Supreme Court ruling shielding religious schools welcomed by some Jewish groups
'It’s not the government’s business to tell churches, synagogues, mosques, temples how they pass the faith on to the next generation'
Jewish groups are celebrating the Supreme Court’s decision on Wednesday in Our Lady of Guadalupe School v. Morrisey-Berru, in which the court ruled that religious schools are exempt from employment discrimination laws when it comes to hiring teachers who perform religious duties.
“The religious education and formation of students is the very reason for the existence of most private religious schools, and therefore the selection and supervision of the teachers upon whom the schools rely to do this work lie at the core of their mission,” Justice Samuel Alito wrote in the opinion for the 7-2 majority. “Judicial review of the way in which religious schools discharge those responsibilities would undermine the independence of religious institutions in a way that the First Amendment does not tolerate.”
Justices Sonia Sotomayor and Ruth Bader Ginsburg dissented.
The American Jewish Committee, which submitted an amicus brief in the case, welcomed the decision.
“We’re pleased,” AJC chief legal officer Marc Stern told Jewish Insider. “It’s also surprising that you had a 7-2 decision and not a 5-4 decision which has come to characterize decisions about the religion clause of the Constitution. It shows there are still some issues on which it’s possible to have a broader array of justices reaching a decision.”

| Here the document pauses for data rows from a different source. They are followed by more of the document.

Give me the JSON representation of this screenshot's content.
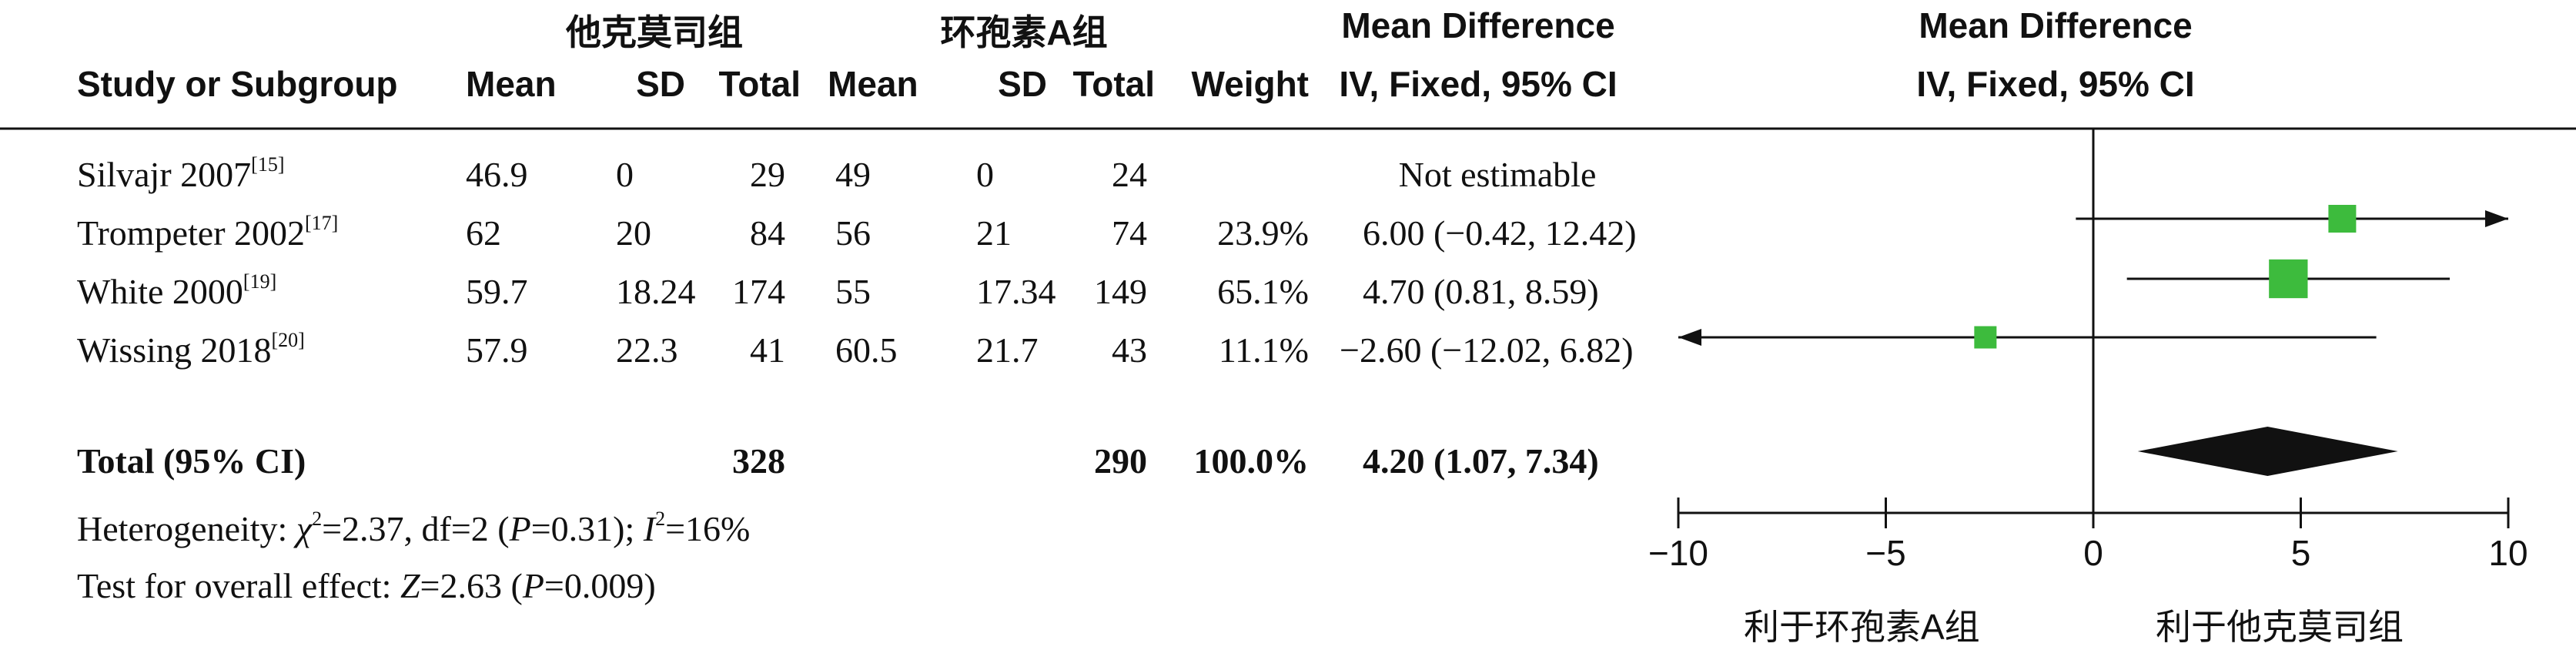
{
  "groups": {
    "exp": "他克莫司组",
    "ctrl": "环孢素A组"
  },
  "headers": {
    "study": "Study or Subgroup",
    "mean1": "Mean",
    "sd1": "SD",
    "total1": "Total",
    "mean2": "Mean",
    "sd2": "SD",
    "total2": "Total",
    "weight": "Weight",
    "md_title": "Mean Difference",
    "md_method": "IV, Fixed, 95% CI",
    "plot_title": "Mean Difference",
    "plot_method": "IV, Fixed, 95% CI"
  },
  "studies": [
    {
      "name": "Silvajr 2007",
      "ref": "[15]",
      "mean1": "46.9",
      "sd1": "0",
      "total1": "29",
      "mean2": "49",
      "sd2": "0",
      "total2": "24",
      "weight": "",
      "ci_text": "Not estimable"
    },
    {
      "name": "Trompeter 2002",
      "ref": "[17]",
      "mean1": "62",
      "sd1": "20",
      "total1": "84",
      "mean2": "56",
      "sd2": "21",
      "total2": "74",
      "weight": "23.9%",
      "ci_text": "6.00 (−0.42, 12.42)"
    },
    {
      "name": "White 2000",
      "ref": "[19]",
      "mean1": "59.7",
      "sd1": "18.24",
      "total1": "174",
      "mean2": "55",
      "sd2": "17.34",
      "total2": "149",
      "weight": "65.1%",
      "ci_text": "4.70 (0.81, 8.59)"
    },
    {
      "name": "Wissing 2018",
      "ref": "[20]",
      "mean1": "57.9",
      "sd1": "22.3",
      "total1": "41",
      "mean2": "60.5",
      "sd2": "21.7",
      "total2": "43",
      "weight": "11.1%",
      "ci_text": "−2.60 (−12.02, 6.82)"
    }
  ],
  "total": {
    "label": "Total (95% CI)",
    "total1": "328",
    "total2": "290",
    "weight": "100.0%",
    "ci_text": "4.20 (1.07, 7.34)"
  },
  "heterogeneity": {
    "prefix": "Heterogeneity: ",
    "chi": "χ",
    "chi_sup": "2",
    "chi_val": "=2.37, df=2 (",
    "p": "P",
    "p_val": "=0.31); ",
    "i": "I",
    "i_sup": "2",
    "i_val": "=16%"
  },
  "overall": {
    "prefix": "Test for overall effect: ",
    "z": "Z",
    "z_val": "=2.63 (",
    "p": "P",
    "p_val": "=0.009)"
  },
  "favours": {
    "left": "利于环孢素A组",
    "right": "利于他克莫司组"
  },
  "colors": {
    "marker": "#3dbb3d",
    "diamond": "#111111",
    "line": "#111111"
  },
  "chart_data": {
    "type": "forest",
    "xlim": [
      -10,
      10
    ],
    "ticks": [
      -10,
      -5,
      0,
      5,
      10
    ],
    "tick_labels": [
      "−10",
      "−5",
      "0",
      "5",
      "10"
    ],
    "studies": [
      {
        "name": "Silvajr 2007",
        "estimate": null,
        "lower": null,
        "upper": null,
        "weight": null
      },
      {
        "name": "Trompeter 2002",
        "estimate": 6.0,
        "lower": -0.42,
        "upper": 12.42,
        "weight": 23.9
      },
      {
        "name": "White 2000",
        "estimate": 4.7,
        "lower": 0.81,
        "upper": 8.59,
        "weight": 65.1
      },
      {
        "name": "Wissing 2018",
        "estimate": -2.6,
        "lower": -12.02,
        "upper": 6.82,
        "weight": 11.1
      }
    ],
    "pooled": {
      "estimate": 4.2,
      "lower": 1.07,
      "upper": 7.34
    }
  }
}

“It’s a long-standing position of the AJC that religious groups ought to be free within very broad limits to shape the way they pass the faith on to others,” Stern continued. “It’s not the government’s business to tell churches, synagogues, mosques, temples how they pass the faith on to the next generation.”
However, he cautioned, “it behooves schools not to abuse [the] privilege” the court granted them in this case.
Stephen Kravit, an attorney for the Milwaukee Jewish Day School, which also filed an amicus brief, praised the court for providing “more clarity and guidance for Jewish day schools in how the ministerial exception applies.”
In a statement to JI, Kravit also noted that the court’s decision leaves open possibilities for future challenges.
Wednesday’s decision follows another ruling on parochial schools last week. In Espinoza v. Montana Department of Revenue, the court ruled that states cannot exclude religious schools from scholarship programs that provide a tax credit to contributors.
The Supreme Court also released a second decision on religious freedom issues on Wednesday, ruling that employers can cite religious or moral objections to decline to include free contraceptives in their health care plans.